A Matilde aceitou as circunstâncias e, durante muito tempo, conviveu pacificamente com elas. Na verdade, no meio de todas as condicionantes, sempre levámos uma vida de namoradinhos, sempre passeámos, sempre saímos para jantar ou para visitar amigos. Até que, no ano passado, nasceu o meu neto. E eu, como é evidente, passei a dedicar um pouco mais de tempo à minha família de sangue, à minha filha e ao meu novo pequenote, que é o orgulho deste avô babado.

Nunca me passou pela cabeça que fosse, para uma mulher madura, difícil compreender e aceitar o amor e a dedicação de um avô. Nunca! E no entanto é com isso que tenho de lidar. A chegada do bebé fez com que eu alterasse planos e deixasse de fazer outros novos. A Matilde sentiu-se sozinha. Sentiu-se preterida, deixada de parte. Mas eu sempre tentei integrá-la, trazê-la para o seio familiar. "Sim, Luís, vou mesmo para o meio da tua família. De preferência, com a tua ex-mulher também lá. Imagina só, que quadro feliz: a tua filha, o teu neto, o teu genro, a tua mulher e a tua namorada nova. Que lindo." Era assim que me respondia.

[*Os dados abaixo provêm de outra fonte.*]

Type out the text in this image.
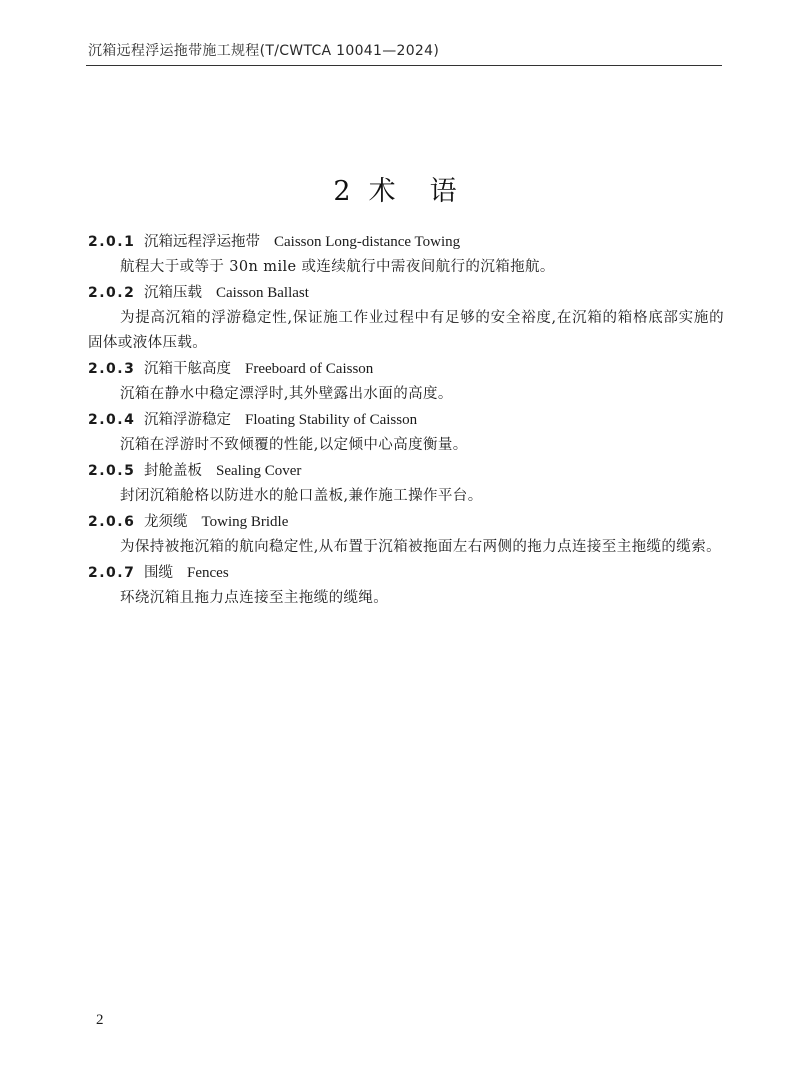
沉箱远程浮运拖带施工规程(T/CWTCA 10041—2024)
2 术语
2.0.1 沉箱远程浮运拖带 Caisson Long-distance Towing
航程大于或等于 30n mile 或连续航行中需夜间航行的沉箱拖航。
2.0.2 沉箱压载 Caisson Ballast
为提高沉箱的浮游稳定性,保证施工作业过程中有足够的安全裕度,在沉箱的箱格底部实施的固体或液体压载。
2.0.3 沉箱干舷高度 Freeboard of Caisson
沉箱在静水中稳定漂浮时,其外壁露出水面的高度。
2.0.4 沉箱浮游稳定 Floating Stability of Caisson
沉箱在浮游时不致倾覆的性能,以定倾中心高度衡量。
2.0.5 封舱盖板 Sealing Cover
封闭沉箱舱格以防进水的舱口盖板,兼作施工操作平台。
2.0.6 龙须缆 Towing Bridle
为保持被拖沉箱的航向稳定性,从布置于沉箱被拖面左右两侧的拖力点连接至主拖缆的缆索。
2.0.7 围缆 Fences
环绕沉箱且拖力点连接至主拖缆的缆绳。
2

A cerimónia em que a minha filha falou foi espantosa. Uma coisa muito bem organizada, muito dinâmica, com tudo certo, uma grande relação com a plateia, interação com a audiência, tudo notável. Fiquei muito orgulhoso. Só não foi, para mim, absolutamente perfeita porque minutos antes de começar recebi uma chamada da Matilde. Decidiu discutir comigo, de novo e sobre o mesmo assunto, precisamente naquele momento, quando me sentava para assistir à cerimónia e ao triunfo da minha filha e dos seus pares. Vi-me obrigado a desligar-lhe o telefone. Não faz o meu género, não é de todo hábito meu, mas senti-me acossado e sem saída. E, assim que desliguei o telefone, bloqueei-lhe o número até no Whatsapp e ainda o perfil do Facebook. Fiquei incontactável para ela. Deve odiar-me agora. Não falamos há dois dias. Ainda não decidi se torno a desbloqueá-la.
*Se conhecer uma história real envie-a para m.oliviasebastiao@gmail.com. As suas ideias podem dar origem à história do próximo sábado.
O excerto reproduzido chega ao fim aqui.